Delegation from Maryland unfazed by Morris story Not much impact on voters expected

members are confident about lead

Democratic Convention

Campaign 1996

August 30, 1996|By C. Fraser Smith | C. Fraser Smith,SUN STAFF

CHICAGO -- Maryland Democrats refused to let the sensational story of a Clinton aide's dramatic resignation dim their optimism.

One delegate said the story about campaign aide Dick Morris and a prostitute sharing White House inside information was just about par for the political course.

"I've been expecting something like this," said Karl K. Pence, president of the Maryland State Teachers Association.

"The president was having too good a week. They weren't going to let that go on."

No one interviewed for this story expected much impact.
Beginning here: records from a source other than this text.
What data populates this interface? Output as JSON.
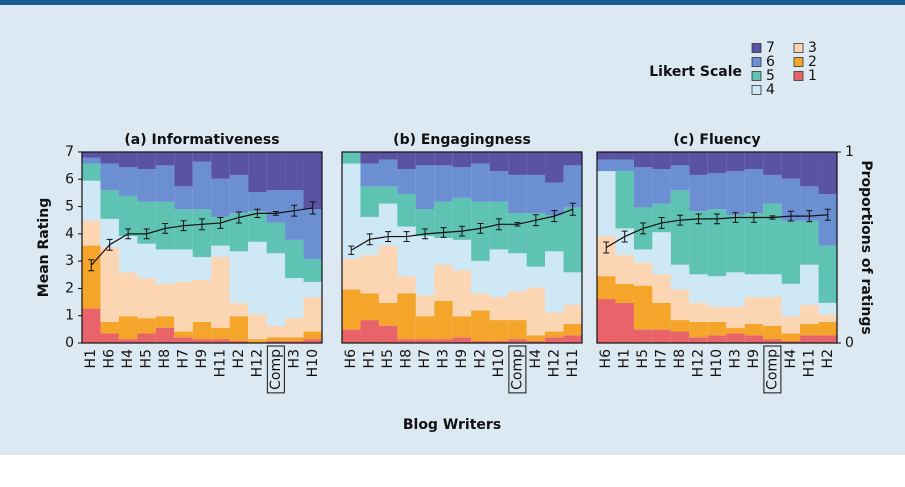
{
  "chart_data": [
    {
      "type": "bar",
      "stacked": true,
      "title": "(a) Informativeness",
      "ylabel": "Mean Rating",
      "legend_title": "Likert Scale",
      "highlight": "Comp",
      "categories": [
        "H1",
        "H6",
        "H4",
        "H5",
        "H8",
        "H7",
        "H9",
        "H11",
        "H2",
        "H12",
        "Comp",
        "H3",
        "H10"
      ],
      "ylim": [
        0,
        7
      ],
      "yticks": [
        0,
        1,
        2,
        3,
        4,
        5,
        6,
        7
      ],
      "y2lim": [
        0,
        1
      ],
      "series": [
        {
          "name": "1",
          "color": "#e8646a",
          "axis": "y2",
          "values": [
            0.18,
            0.05,
            0.02,
            0.05,
            0.08,
            0.03,
            0.02,
            0.02,
            0.01,
            0,
            0.01,
            0.01,
            0.02
          ]
        },
        {
          "name": "2",
          "color": "#f4a52a",
          "axis": "y2",
          "values": [
            0.33,
            0.06,
            0.12,
            0.08,
            0.06,
            0.03,
            0.09,
            0.06,
            0.13,
            0.02,
            0.02,
            0.02,
            0.04
          ]
        },
        {
          "name": "3",
          "color": "#fcd6b2",
          "axis": "y2",
          "values": [
            0.13,
            0.39,
            0.23,
            0.21,
            0.17,
            0.26,
            0.22,
            0.37,
            0.07,
            0.13,
            0.06,
            0.1,
            0.18
          ]
        },
        {
          "name": "4",
          "color": "#cfe8f5",
          "axis": "y2",
          "values": [
            0.21,
            0.15,
            0.19,
            0.18,
            0.18,
            0.17,
            0.12,
            0.06,
            0.27,
            0.38,
            0.38,
            0.21,
            0.08
          ]
        },
        {
          "name": "5",
          "color": "#5fc3b3",
          "axis": "y2",
          "values": [
            0.09,
            0.15,
            0.21,
            0.22,
            0.25,
            0.21,
            0.25,
            0.15,
            0.2,
            0.16,
            0.16,
            0.2,
            0.12
          ]
        },
        {
          "name": "6",
          "color": "#6b8fd2",
          "axis": "y2",
          "values": [
            0.03,
            0.14,
            0.15,
            0.17,
            0.19,
            0.12,
            0.25,
            0.2,
            0.2,
            0.1,
            0.17,
            0.26,
            0.26
          ]
        },
        {
          "name": "7",
          "color": "#5a53a3",
          "axis": "y2",
          "values": [
            0.03,
            0.06,
            0.08,
            0.09,
            0.07,
            0.18,
            0.05,
            0.14,
            0.12,
            0.21,
            0.2,
            0.2,
            0.3
          ]
        }
      ],
      "mean_values": [
        2.85,
        3.6,
        4.0,
        4.0,
        4.2,
        4.3,
        4.35,
        4.4,
        4.6,
        4.75,
        4.75,
        4.85,
        4.95
      ],
      "mean_errors": [
        0.2,
        0.2,
        0.18,
        0.18,
        0.18,
        0.18,
        0.2,
        0.2,
        0.2,
        0.15,
        0.07,
        0.2,
        0.22
      ]
    },
    {
      "type": "bar",
      "stacked": true,
      "title": "(b) Engagingness",
      "xlabel": "Blog Writers",
      "highlight": "Comp",
      "categories": [
        "H6",
        "H1",
        "H5",
        "H8",
        "H7",
        "H3",
        "H9",
        "H2",
        "H10",
        "Comp",
        "H4",
        "H12",
        "H11"
      ],
      "ylim": [
        0,
        7
      ],
      "y2lim": [
        0,
        1
      ],
      "series": [
        {
          "name": "1",
          "color": "#e8646a",
          "axis": "y2",
          "values": [
            0.07,
            0.12,
            0.09,
            0.02,
            0.02,
            0.02,
            0.03,
            0.01,
            0.01,
            0.02,
            0.01,
            0.03,
            0.04
          ]
        },
        {
          "name": "2",
          "color": "#f4a52a",
          "axis": "y2",
          "values": [
            0.21,
            0.14,
            0.12,
            0.24,
            0.12,
            0.2,
            0.11,
            0.16,
            0.11,
            0.1,
            0.03,
            0.03,
            0.06
          ]
        },
        {
          "name": "3",
          "color": "#fcd6b2",
          "axis": "y2",
          "values": [
            0.16,
            0.2,
            0.3,
            0.09,
            0.11,
            0.19,
            0.24,
            0.09,
            0.12,
            0.15,
            0.25,
            0.1,
            0.1
          ]
        },
        {
          "name": "4",
          "color": "#cfe8f5",
          "axis": "y2",
          "values": [
            0.5,
            0.2,
            0.22,
            0.26,
            0.31,
            0.14,
            0.16,
            0.17,
            0.25,
            0.2,
            0.11,
            0.32,
            0.17
          ]
        },
        {
          "name": "5",
          "color": "#5fc3b3",
          "axis": "y2",
          "values": [
            0.06,
            0.16,
            0.09,
            0.17,
            0.14,
            0.19,
            0.22,
            0.31,
            0.25,
            0.21,
            0.28,
            0.19,
            0.34
          ]
        },
        {
          "name": "6",
          "color": "#6b8fd2",
          "axis": "y2",
          "values": [
            0,
            0.12,
            0.14,
            0.13,
            0.23,
            0.19,
            0.16,
            0.2,
            0.16,
            0.2,
            0.2,
            0.17,
            0.22
          ]
        },
        {
          "name": "7",
          "color": "#5a53a3",
          "axis": "y2",
          "values": [
            0,
            0.06,
            0.04,
            0.09,
            0.07,
            0.07,
            0.08,
            0.06,
            0.1,
            0.12,
            0.12,
            0.16,
            0.07
          ]
        }
      ],
      "mean_values": [
        3.4,
        3.8,
        3.9,
        3.9,
        4.0,
        4.05,
        4.1,
        4.2,
        4.35,
        4.35,
        4.5,
        4.65,
        4.9
      ],
      "mean_errors": [
        0.15,
        0.2,
        0.18,
        0.18,
        0.18,
        0.18,
        0.18,
        0.18,
        0.2,
        0.06,
        0.2,
        0.2,
        0.22
      ]
    },
    {
      "type": "bar",
      "stacked": true,
      "title": "(c) Fluency",
      "y2label": "Proportions of ratings",
      "highlight": "Comp",
      "categories": [
        "H6",
        "H1",
        "H5",
        "H7",
        "H8",
        "H12",
        "H10",
        "H3",
        "H9",
        "Comp",
        "H4",
        "H11",
        "H2"
      ],
      "ylim": [
        0,
        7
      ],
      "y2lim": [
        0,
        1
      ],
      "y2ticks": [
        0,
        1
      ],
      "series": [
        {
          "name": "1",
          "color": "#e8646a",
          "axis": "y2",
          "values": [
            0.23,
            0.21,
            0.07,
            0.07,
            0.06,
            0.03,
            0.04,
            0.05,
            0.04,
            0.02,
            0.01,
            0.04,
            0.04
          ]
        },
        {
          "name": "2",
          "color": "#f4a52a",
          "axis": "y2",
          "values": [
            0.12,
            0.1,
            0.23,
            0.14,
            0.06,
            0.08,
            0.07,
            0.03,
            0.06,
            0.07,
            0.04,
            0.06,
            0.07
          ]
        },
        {
          "name": "3",
          "color": "#fcd6b2",
          "axis": "y2",
          "values": [
            0.21,
            0.15,
            0.12,
            0.15,
            0.16,
            0.1,
            0.08,
            0.11,
            0.14,
            0.15,
            0.09,
            0.1,
            0.04
          ]
        },
        {
          "name": "4",
          "color": "#cfe8f5",
          "axis": "y2",
          "values": [
            0.34,
            0.14,
            0.07,
            0.22,
            0.13,
            0.15,
            0.16,
            0.18,
            0.12,
            0.12,
            0.17,
            0.21,
            0.06
          ]
        },
        {
          "name": "5",
          "color": "#5fc3b3",
          "axis": "y2",
          "values": [
            0,
            0.3,
            0.22,
            0.15,
            0.39,
            0.33,
            0.35,
            0.3,
            0.32,
            0.37,
            0.33,
            0.23,
            0.3
          ]
        },
        {
          "name": "6",
          "color": "#6b8fd2",
          "axis": "y2",
          "values": [
            0.06,
            0.06,
            0.21,
            0.18,
            0.13,
            0.19,
            0.19,
            0.23,
            0.23,
            0.15,
            0.22,
            0.18,
            0.27
          ]
        },
        {
          "name": "7",
          "color": "#5a53a3",
          "axis": "y2",
          "values": [
            0.04,
            0.04,
            0.08,
            0.09,
            0.07,
            0.12,
            0.11,
            0.1,
            0.09,
            0.12,
            0.14,
            0.18,
            0.22
          ]
        }
      ],
      "mean_values": [
        3.5,
        3.9,
        4.2,
        4.4,
        4.5,
        4.55,
        4.55,
        4.6,
        4.6,
        4.6,
        4.65,
        4.65,
        4.7
      ],
      "mean_errors": [
        0.2,
        0.2,
        0.2,
        0.2,
        0.18,
        0.18,
        0.18,
        0.18,
        0.18,
        0.06,
        0.18,
        0.2,
        0.2
      ]
    }
  ]
}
The public is inured to such stories and immediately discounts them, said Delegate Kumar Barve of Montgomery County.

People will recognize that Morris was a "mercenary," said Greg Pecoraro, Maryland's newest member of the Democratic National Committee.

If the Morris story was used to raise new questions about President Clinton's character, he said, the same questions will have to be raised about all the Republicans -- Senate Majority Leader Trent Lott and Senate Foreign Relations Committee Chairman Jesse Helms, for example -- Morris has worked for, they said.

Republicans were the culprits, said Mary Jo Neville, the party's vice chairwoman, who called the story's release "pretty desperate."

"If they could run against us on the issues, they would. What the Republicans have done to Medicare and Medicaid is a more important statement of character," she said.

Sen. Decatur W. Trotter of Prince George's County said he thought the story would do little to influence voters.

"The momentum has been set," he said -- people know who they like for the most part already.

Pecoraro said he did not even think the story would change what he expects will be a civilized campaign.

Though they have taken their shots at Dole throughout the week, he said, Democrats have sought to establish themselves as the party of issue-oriented campaign discourse.

That is likely to continue as long as Clinton maintains his current lead, Pecoraro said, confident that the lead would be unaffected by yesterday's story.